Another Year of Oil Cutbacks Possible as Oil Producers Eye Long Term Alliance

Friday February 16, 2018

The announcement of a long term alliance between oil producers led by Saudi Arabia and Russia to be ratified by the end of this year is being sold as a safeguard against any wild market price upswings as well as a way to protect the market rebalance supposedly being achieved by the Organization of the Petroleum Exporting Countries' (OPEC) production cuts.

However, the announcement comes on the heels of observers wondering why, if OPEC and its allies are so close to rebalancing the market, they are moving so aggressively to change the goalposts.

Suhail al-Mazroui, energy minister for the United Arab Emirates, told media of the alliance formation, saying OPEC was urging its members to build oil capacity buffers to temper any wild upswings in price due to the weak U.S. dollar this year.

Mazroui, who is also president of OPEC, said, "That buffer is [to ensure] that if you have a surge [in demand] or issue in one of the countries you can replace that in the market and achieve a short and medium-term re-balance of the market."

Without elaborating on the strategy, he added that a draft framework might be endorsed and signed by all 24 countries before the end of the year.

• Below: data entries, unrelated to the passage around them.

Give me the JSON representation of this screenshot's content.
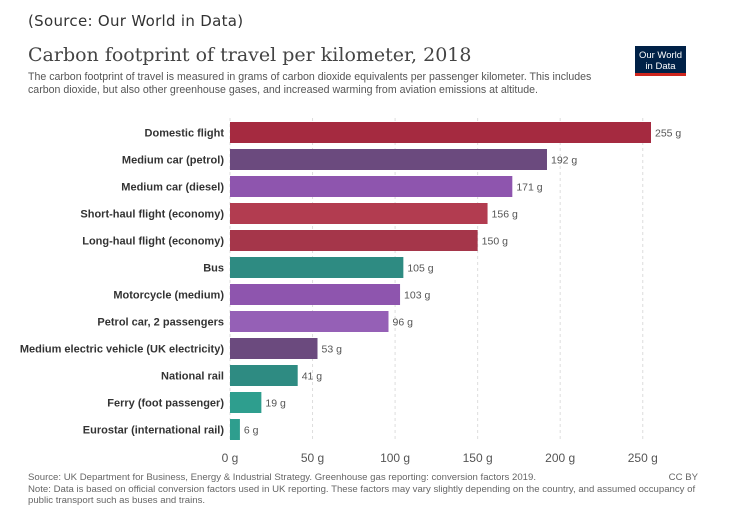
{
  "source_caption": "(Source: Our World in Data)",
  "title": "Carbon footprint of travel per kilometer, 2018",
  "subtitle": "The carbon footprint of travel is measured in grams of carbon dioxide equivalents per passenger kilometer. This includes carbon dioxide, but also other greenhouse gases, and increased warming from aviation emissions at altitude.",
  "logo": {
    "line1": "Our World",
    "line2": "in Data"
  },
  "footer": {
    "source": "Source: UK Department for Business, Energy & Industrial Strategy. Greenhouse gas reporting: conversion factors 2019.",
    "license": "CC BY",
    "note": "Note: Data is based on official conversion factors used in UK reporting. These factors may vary slightly depending on the country, and assumed occupancy of public transport such as buses and trains."
  },
  "colors": {
    "flight": "#a52a40",
    "car_petrol": "#6b4a7e",
    "purple": "#8e55ae",
    "teal": "#2e8b82"
  },
  "chart_data": {
    "type": "bar",
    "orientation": "horizontal",
    "unit_suffix": " g",
    "xlim": [
      0,
      255
    ],
    "xticks": [
      0,
      50,
      100,
      150,
      200,
      250
    ],
    "xtick_labels": [
      "0 g",
      "50 g",
      "100 g",
      "150 g",
      "200 g",
      "250 g"
    ],
    "grid": true,
    "categories": [
      "Domestic flight",
      "Medium car (petrol)",
      "Medium car (diesel)",
      "Short-haul flight (economy)",
      "Long-haul flight (economy)",
      "Bus",
      "Motorcycle (medium)",
      "Petrol car, 2 passengers",
      "Medium electric vehicle (UK electricity)",
      "National rail",
      "Ferry (foot passenger)",
      "Eurostar (international rail)"
    ],
    "values": [
      255,
      192,
      171,
      156,
      150,
      105,
      103,
      96,
      53,
      41,
      19,
      6
    ],
    "value_labels": [
      "255 g",
      "192 g",
      "171 g",
      "156 g",
      "150 g",
      "105 g",
      "103 g",
      "96 g",
      "53 g",
      "41 g",
      "19 g",
      "6 g"
    ],
    "bar_colors": [
      "#a52a40",
      "#6b4a7e",
      "#8e55ae",
      "#b23c50",
      "#a5364a",
      "#2e8b82",
      "#8e55ae",
      "#9560b6",
      "#6b4a7e",
      "#2e8b82",
      "#2e9e8e",
      "#2e9e8e"
    ]
  }
}
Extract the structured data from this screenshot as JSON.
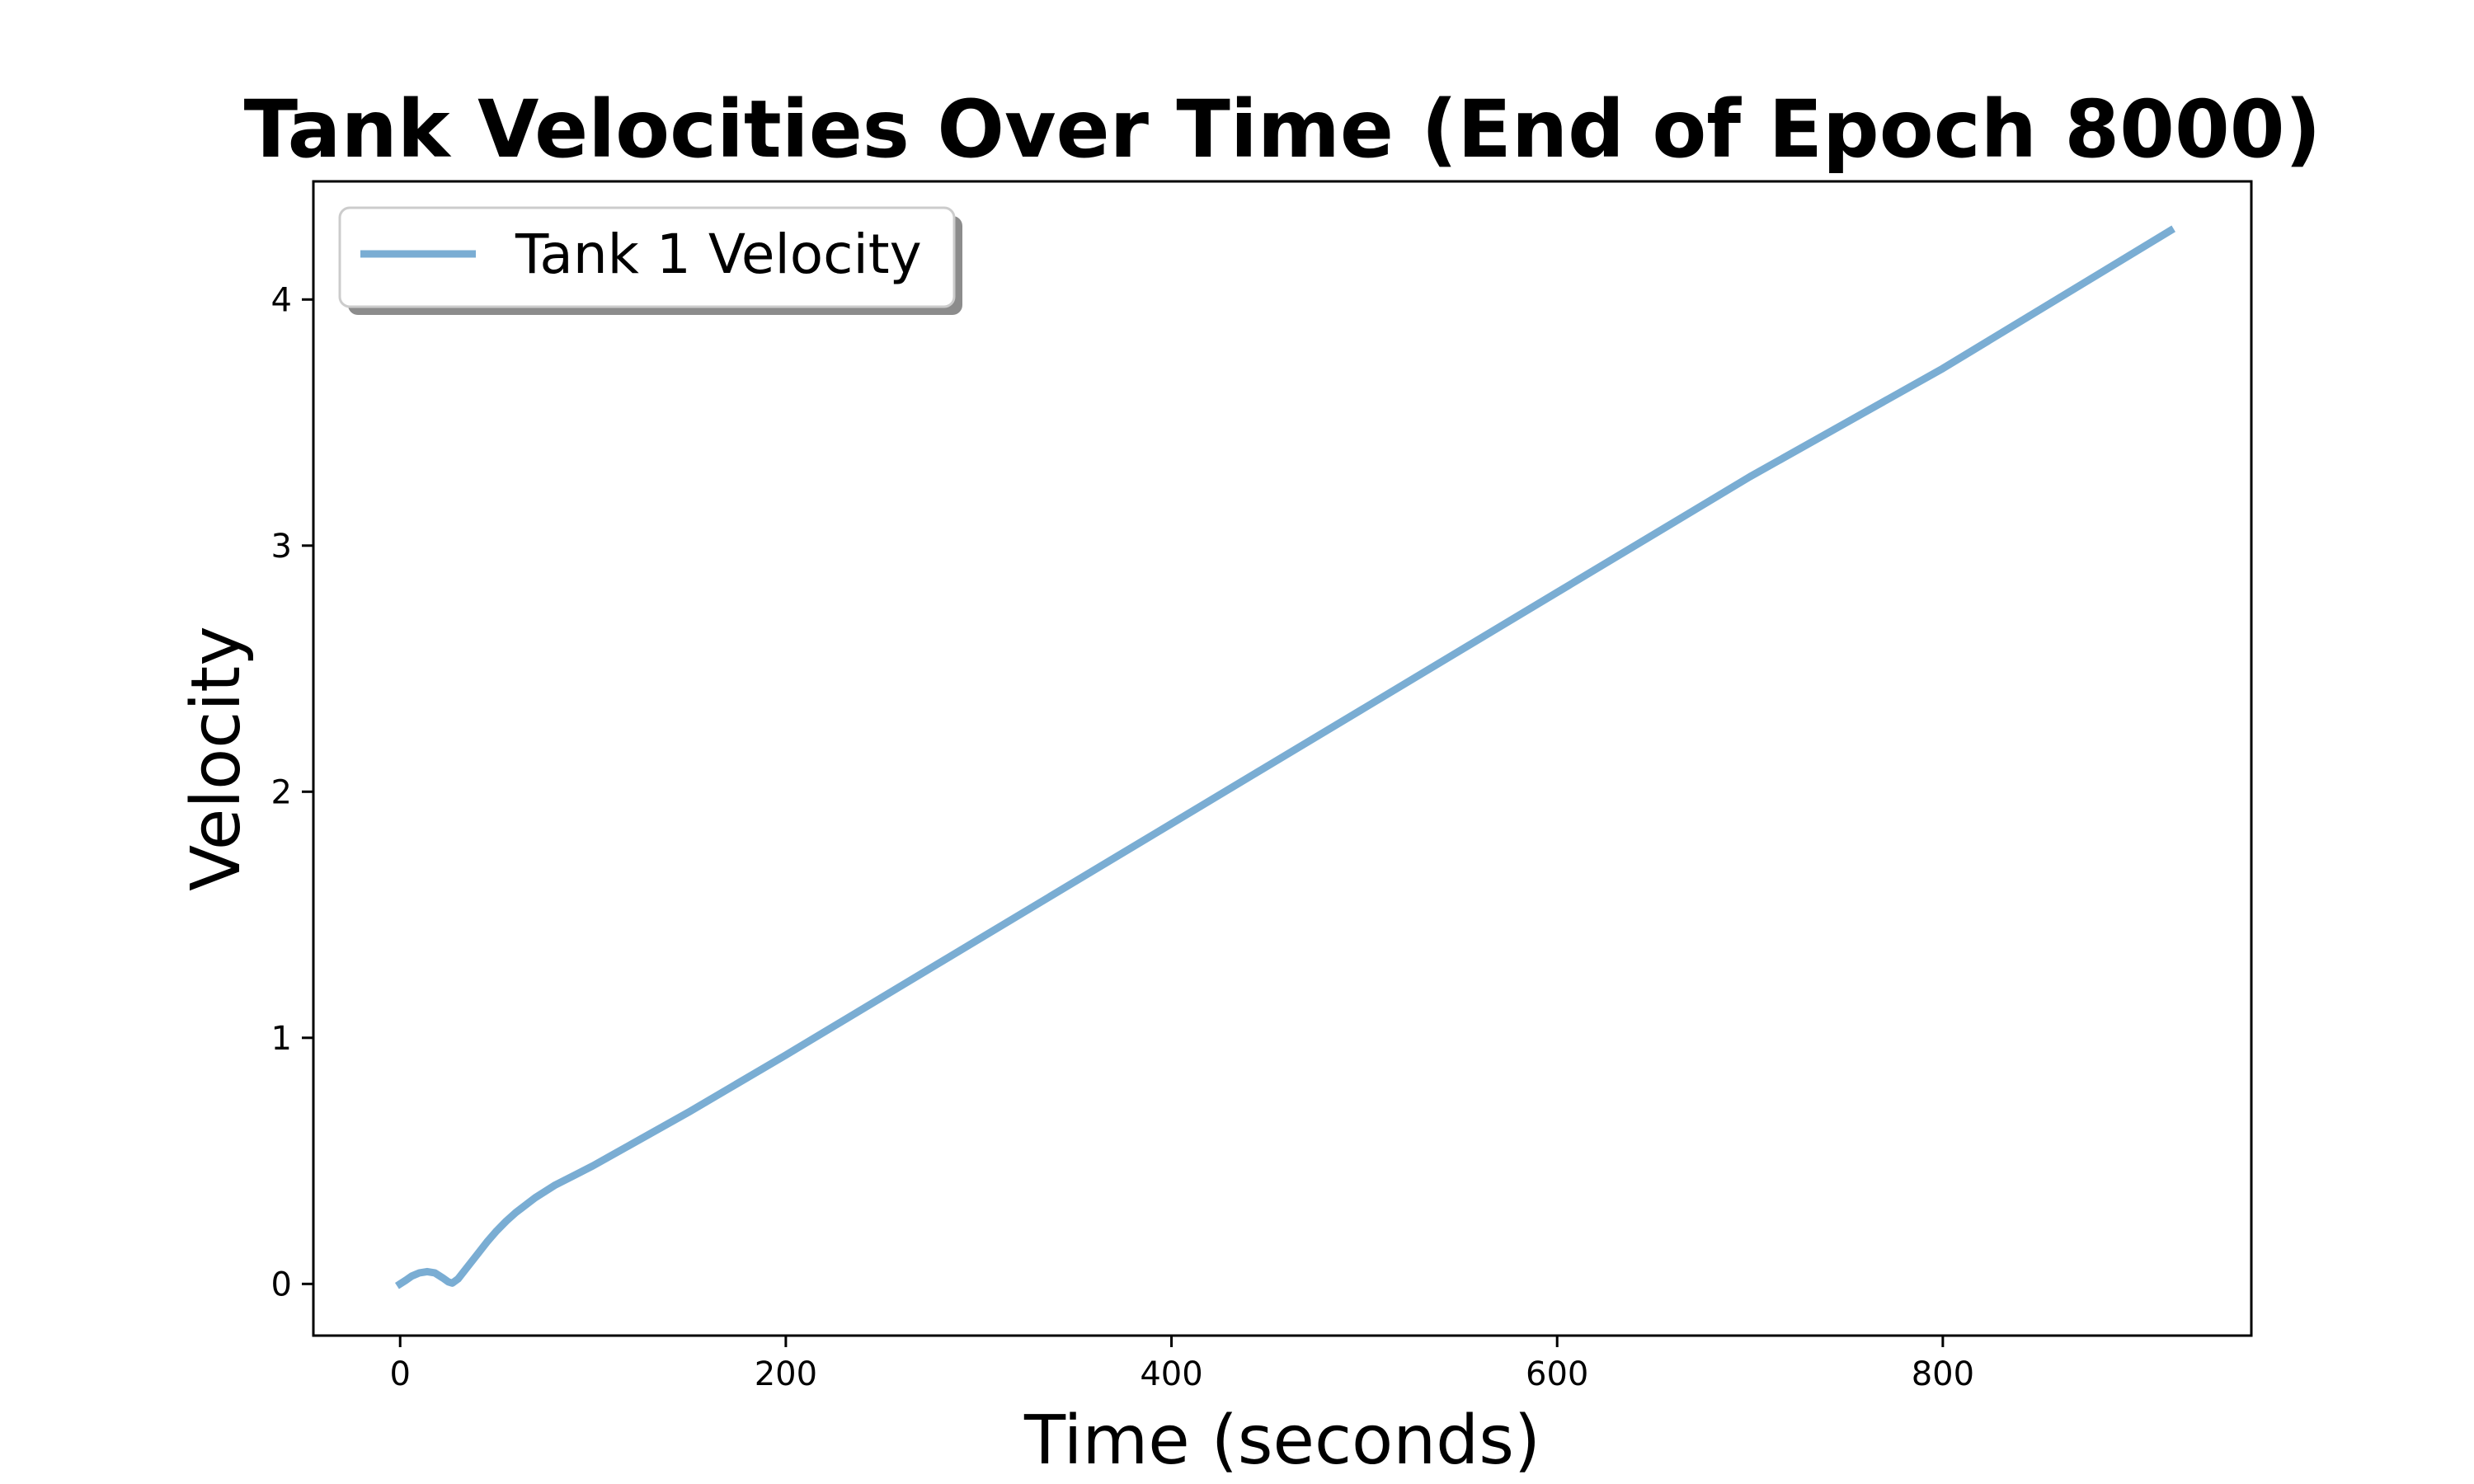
{
  "chart_data": {
    "type": "line",
    "title": "Tank Velocities Over Time (End of Epoch 8000)",
    "xlabel": "Time (seconds)",
    "ylabel": "Velocity",
    "xlim": [
      -45,
      960
    ],
    "ylim": [
      -0.21,
      4.48
    ],
    "xticks": [
      0,
      200,
      400,
      600,
      800
    ],
    "yticks": [
      0,
      1,
      2,
      3,
      4
    ],
    "grid": false,
    "legend": {
      "placement": "top-left",
      "shadow": true
    },
    "series": [
      {
        "name": "Tank 1 Velocity",
        "color": "#7aadd3",
        "x": [
          0,
          3,
          6,
          10,
          14,
          18,
          22,
          25,
          27,
          30,
          35,
          40,
          45,
          50,
          55,
          60,
          70,
          80,
          90,
          100,
          150,
          200,
          300,
          400,
          500,
          600,
          700,
          800,
          918
        ],
        "y": [
          0.0,
          0.015,
          0.032,
          0.045,
          0.05,
          0.045,
          0.025,
          0.008,
          0.003,
          0.02,
          0.07,
          0.12,
          0.17,
          0.215,
          0.255,
          0.29,
          0.35,
          0.4,
          0.44,
          0.48,
          0.7,
          0.93,
          1.4,
          1.87,
          2.34,
          2.81,
          3.28,
          3.72,
          4.28
        ]
      }
    ]
  }
}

However, earlier this week both Saudi Arabia and Russia admitted publicly that the metric to measure stockpiles is flawed and must be replaced - which implies that any claim made by OPEC or other parties about the true state of the crude market is questionable at best.

Bloomberg speculated that "Choosing a different measure of success could further reinforce the need for supply curbs to continue for the whole of 2018 -- something Saudi Arabia is keen to ensure as it prepares the historic initial public offering of its state oil company."

The news agency went on to list a number of possible methods that could be used to calculate stockpiles, noting that "in reality there's little reliable data for anywhere outside the 34 countries that make up the Organization for Economic Cooperation and Development."

No other news agency and virtually no analysts have yet come forth to discuss the implications of a chief OPEC member and its top ally admitting that a preferred way of determining crude stockpile number s is deeply flawed, and this left the field open for the ever-optimistic Emmanuel Ibe Kachikwu, oil minister for Nigeria (one of many countries attempting to boost rather than reduce production), to tell media that he is "not ruffled" by the recent oil price decline and OPEC member nations need to focus on their production costs.

Pointing a finger at a familiar and convenient scapegoat, he said, "OPEC needs to just focus on itself and focus on what it needs to do and forget what is happening in [U.S.] shale ... Every OPEC producer must work hard to be a least-cost producer."

Khalid al-Falih, energy minister for the Saudis, earlier this week told reporters in Riyadh that it's better to "stay the course and make sure that inventories are where the industry needs them" -  and almost in the same breath he admitted that finding reliable inventory data has been a challenge to more than a year of oil output cuts designed to end the global glut.